Selection, Characterization, and Application of High Affinity Microcystin-Targeting Aptamers in a Graphene-Based Biosensing Platform

The development of successful biosensing platforms is highly dependent upon the biorecognition properties of the recognition receptor and the sensitivity of the transducer of the binding signal. The integration of the high affinity and specificity of DNA aptamers, and the unique properties of the carbon nanomaterial graphene, offers an excellent avenue for sensitive and selective biosensing architectures. In this work, novel microcystin-targeting DNA aptamers were successfully selected using systematic evolution of ligand by exponential enrichement (SELEX). Then, highly sensitive and selective aptasensor which utilizes an unlabeled aptamer noncovalently assembled on a graphene electrode for microcystin-LR detection was developed. Assembly of the DNA aptamer on the graphene-modified electrodes caused a marked drop in the square wave voltammetric reduction signal of the [Fe(CN)₆]^4−/3− redox couple. The presence of microcystin-LR, on the other hand, caused a dose-responsive increase in peak current, allowing the quantification of microcystin-LR through the measurement of peak current change.

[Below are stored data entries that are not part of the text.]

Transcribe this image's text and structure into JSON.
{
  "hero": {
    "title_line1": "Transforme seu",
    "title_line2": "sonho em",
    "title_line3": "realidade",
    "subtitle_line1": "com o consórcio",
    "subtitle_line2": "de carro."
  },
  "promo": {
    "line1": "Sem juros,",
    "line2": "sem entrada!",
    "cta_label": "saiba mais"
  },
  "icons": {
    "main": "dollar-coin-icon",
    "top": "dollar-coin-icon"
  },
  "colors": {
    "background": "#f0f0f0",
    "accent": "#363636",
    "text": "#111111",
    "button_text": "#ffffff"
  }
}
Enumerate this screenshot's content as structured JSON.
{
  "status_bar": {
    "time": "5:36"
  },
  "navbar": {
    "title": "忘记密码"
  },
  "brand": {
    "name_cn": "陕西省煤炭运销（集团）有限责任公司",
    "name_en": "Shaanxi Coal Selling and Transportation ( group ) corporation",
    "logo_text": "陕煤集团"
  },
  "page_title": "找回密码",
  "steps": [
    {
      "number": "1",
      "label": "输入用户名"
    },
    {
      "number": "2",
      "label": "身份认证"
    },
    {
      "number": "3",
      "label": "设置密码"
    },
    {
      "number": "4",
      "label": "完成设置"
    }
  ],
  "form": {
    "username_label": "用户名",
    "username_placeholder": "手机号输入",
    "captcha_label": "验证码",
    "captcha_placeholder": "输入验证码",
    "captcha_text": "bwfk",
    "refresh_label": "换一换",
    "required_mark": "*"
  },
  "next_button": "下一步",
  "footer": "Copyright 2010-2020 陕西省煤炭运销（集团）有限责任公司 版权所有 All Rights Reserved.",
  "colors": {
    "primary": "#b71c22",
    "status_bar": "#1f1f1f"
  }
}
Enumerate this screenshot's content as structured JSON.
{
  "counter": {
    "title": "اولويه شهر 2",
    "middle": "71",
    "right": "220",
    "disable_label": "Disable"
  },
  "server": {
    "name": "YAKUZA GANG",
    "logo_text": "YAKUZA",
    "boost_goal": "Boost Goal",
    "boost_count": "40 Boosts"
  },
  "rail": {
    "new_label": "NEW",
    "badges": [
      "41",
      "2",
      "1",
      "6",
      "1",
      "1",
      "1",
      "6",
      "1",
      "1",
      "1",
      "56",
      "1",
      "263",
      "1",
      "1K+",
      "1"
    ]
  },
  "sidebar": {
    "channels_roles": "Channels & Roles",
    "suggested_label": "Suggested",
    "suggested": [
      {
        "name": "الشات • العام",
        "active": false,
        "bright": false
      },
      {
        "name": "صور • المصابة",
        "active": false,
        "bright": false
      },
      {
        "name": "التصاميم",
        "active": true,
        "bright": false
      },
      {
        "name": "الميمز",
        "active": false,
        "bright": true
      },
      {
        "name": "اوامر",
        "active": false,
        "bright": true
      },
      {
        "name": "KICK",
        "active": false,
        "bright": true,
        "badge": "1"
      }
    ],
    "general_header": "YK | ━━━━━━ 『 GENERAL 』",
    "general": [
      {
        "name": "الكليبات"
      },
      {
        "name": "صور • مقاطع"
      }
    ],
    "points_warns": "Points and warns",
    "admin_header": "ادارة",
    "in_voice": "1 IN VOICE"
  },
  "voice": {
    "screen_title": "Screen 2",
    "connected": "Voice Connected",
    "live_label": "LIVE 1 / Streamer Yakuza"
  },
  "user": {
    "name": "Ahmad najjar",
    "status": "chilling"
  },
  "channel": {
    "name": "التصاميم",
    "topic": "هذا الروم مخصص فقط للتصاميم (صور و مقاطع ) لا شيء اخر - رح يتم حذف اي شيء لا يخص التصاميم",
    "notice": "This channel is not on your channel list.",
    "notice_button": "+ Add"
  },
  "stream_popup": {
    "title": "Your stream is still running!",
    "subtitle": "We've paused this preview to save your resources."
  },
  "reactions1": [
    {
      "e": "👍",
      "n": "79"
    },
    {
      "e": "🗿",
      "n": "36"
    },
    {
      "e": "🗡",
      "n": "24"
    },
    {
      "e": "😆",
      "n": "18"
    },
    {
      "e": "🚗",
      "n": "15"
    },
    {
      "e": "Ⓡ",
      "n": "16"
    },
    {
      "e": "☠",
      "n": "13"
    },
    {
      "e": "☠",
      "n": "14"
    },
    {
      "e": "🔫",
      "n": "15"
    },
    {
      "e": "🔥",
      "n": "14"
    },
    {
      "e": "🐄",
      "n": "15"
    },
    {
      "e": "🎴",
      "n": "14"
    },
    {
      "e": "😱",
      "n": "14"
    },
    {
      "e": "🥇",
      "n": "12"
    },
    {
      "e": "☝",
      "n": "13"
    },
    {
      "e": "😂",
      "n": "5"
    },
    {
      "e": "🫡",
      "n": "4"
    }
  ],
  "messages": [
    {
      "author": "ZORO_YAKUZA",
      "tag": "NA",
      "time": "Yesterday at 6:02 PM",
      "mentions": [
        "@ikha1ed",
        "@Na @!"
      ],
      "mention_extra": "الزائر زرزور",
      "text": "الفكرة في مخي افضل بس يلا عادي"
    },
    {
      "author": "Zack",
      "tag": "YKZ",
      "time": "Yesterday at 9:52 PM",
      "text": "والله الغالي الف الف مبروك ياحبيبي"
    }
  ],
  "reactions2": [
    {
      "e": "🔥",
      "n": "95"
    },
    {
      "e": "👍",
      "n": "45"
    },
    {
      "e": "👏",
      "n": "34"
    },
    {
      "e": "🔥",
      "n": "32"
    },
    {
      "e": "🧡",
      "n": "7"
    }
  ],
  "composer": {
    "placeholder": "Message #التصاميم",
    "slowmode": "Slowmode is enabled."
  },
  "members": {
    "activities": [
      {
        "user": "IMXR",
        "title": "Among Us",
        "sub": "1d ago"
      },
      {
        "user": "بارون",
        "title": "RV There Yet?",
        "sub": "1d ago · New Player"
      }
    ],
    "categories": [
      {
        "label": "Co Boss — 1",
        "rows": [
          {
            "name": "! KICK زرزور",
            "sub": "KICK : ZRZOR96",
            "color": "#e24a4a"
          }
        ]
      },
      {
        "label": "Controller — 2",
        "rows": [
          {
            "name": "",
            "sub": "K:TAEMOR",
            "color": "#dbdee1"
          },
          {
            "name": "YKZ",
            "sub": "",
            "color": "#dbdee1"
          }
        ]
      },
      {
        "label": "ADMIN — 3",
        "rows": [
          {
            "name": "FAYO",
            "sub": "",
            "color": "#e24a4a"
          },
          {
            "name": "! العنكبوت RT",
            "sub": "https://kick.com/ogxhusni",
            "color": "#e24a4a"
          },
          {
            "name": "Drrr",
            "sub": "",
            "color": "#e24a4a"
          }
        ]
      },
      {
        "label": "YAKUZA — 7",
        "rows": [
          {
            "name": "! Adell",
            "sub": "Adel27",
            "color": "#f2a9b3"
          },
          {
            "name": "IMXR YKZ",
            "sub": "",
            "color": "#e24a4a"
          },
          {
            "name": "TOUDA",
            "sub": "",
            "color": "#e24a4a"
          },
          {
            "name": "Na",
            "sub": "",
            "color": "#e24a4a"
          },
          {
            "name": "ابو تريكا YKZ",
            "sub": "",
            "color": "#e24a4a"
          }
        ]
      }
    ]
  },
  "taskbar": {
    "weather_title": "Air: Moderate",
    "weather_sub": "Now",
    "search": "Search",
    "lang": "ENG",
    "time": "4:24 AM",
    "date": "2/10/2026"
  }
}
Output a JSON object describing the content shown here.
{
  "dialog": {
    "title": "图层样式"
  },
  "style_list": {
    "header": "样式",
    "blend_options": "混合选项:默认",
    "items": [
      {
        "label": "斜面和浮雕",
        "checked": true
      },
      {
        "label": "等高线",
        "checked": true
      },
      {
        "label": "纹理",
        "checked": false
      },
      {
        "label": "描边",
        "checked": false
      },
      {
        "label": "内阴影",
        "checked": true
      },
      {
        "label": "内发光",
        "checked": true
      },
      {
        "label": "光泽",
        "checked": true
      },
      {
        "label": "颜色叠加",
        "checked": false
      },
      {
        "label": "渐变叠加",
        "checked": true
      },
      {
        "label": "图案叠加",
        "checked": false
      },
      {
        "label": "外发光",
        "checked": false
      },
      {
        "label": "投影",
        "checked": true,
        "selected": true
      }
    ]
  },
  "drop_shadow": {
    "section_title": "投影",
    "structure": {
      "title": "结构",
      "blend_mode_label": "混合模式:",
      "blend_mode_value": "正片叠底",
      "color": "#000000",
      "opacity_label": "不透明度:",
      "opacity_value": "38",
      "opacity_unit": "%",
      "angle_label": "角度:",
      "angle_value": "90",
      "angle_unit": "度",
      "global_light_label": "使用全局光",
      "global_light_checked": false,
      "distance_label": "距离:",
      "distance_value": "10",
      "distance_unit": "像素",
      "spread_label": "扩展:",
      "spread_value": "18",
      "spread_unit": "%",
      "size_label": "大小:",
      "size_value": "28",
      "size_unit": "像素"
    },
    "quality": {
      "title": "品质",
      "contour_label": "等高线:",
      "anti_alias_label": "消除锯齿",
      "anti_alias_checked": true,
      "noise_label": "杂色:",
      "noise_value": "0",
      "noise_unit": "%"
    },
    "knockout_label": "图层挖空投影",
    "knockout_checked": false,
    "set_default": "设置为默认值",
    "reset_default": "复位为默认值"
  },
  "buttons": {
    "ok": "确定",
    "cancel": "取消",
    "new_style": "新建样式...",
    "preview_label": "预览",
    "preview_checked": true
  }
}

Under optimal conditions, the detection limit of the developed aptasensor was 1.9 pM in buffer, a concentration much lower than those offered by previously reported biosensors for microcystin-LR. The developed aptasensor also exhibited excellent selectivity for microcystin-LR with no detectable cross-reactivity to okadaic acid, microcystin-LA and -YR. Moreover, the proposed aptasensor has been applied for the analysis of spiked tap water and fish samples showing good recovery percentages. We also demonstrated in this work that the mechanism of the detection was based on the conformation change in part of the aptamer without complete release from the graphene surface. This novel, simple, high performance and low-cost detection platform would facilitate the routine monitoring of microcystin –LR in real samples.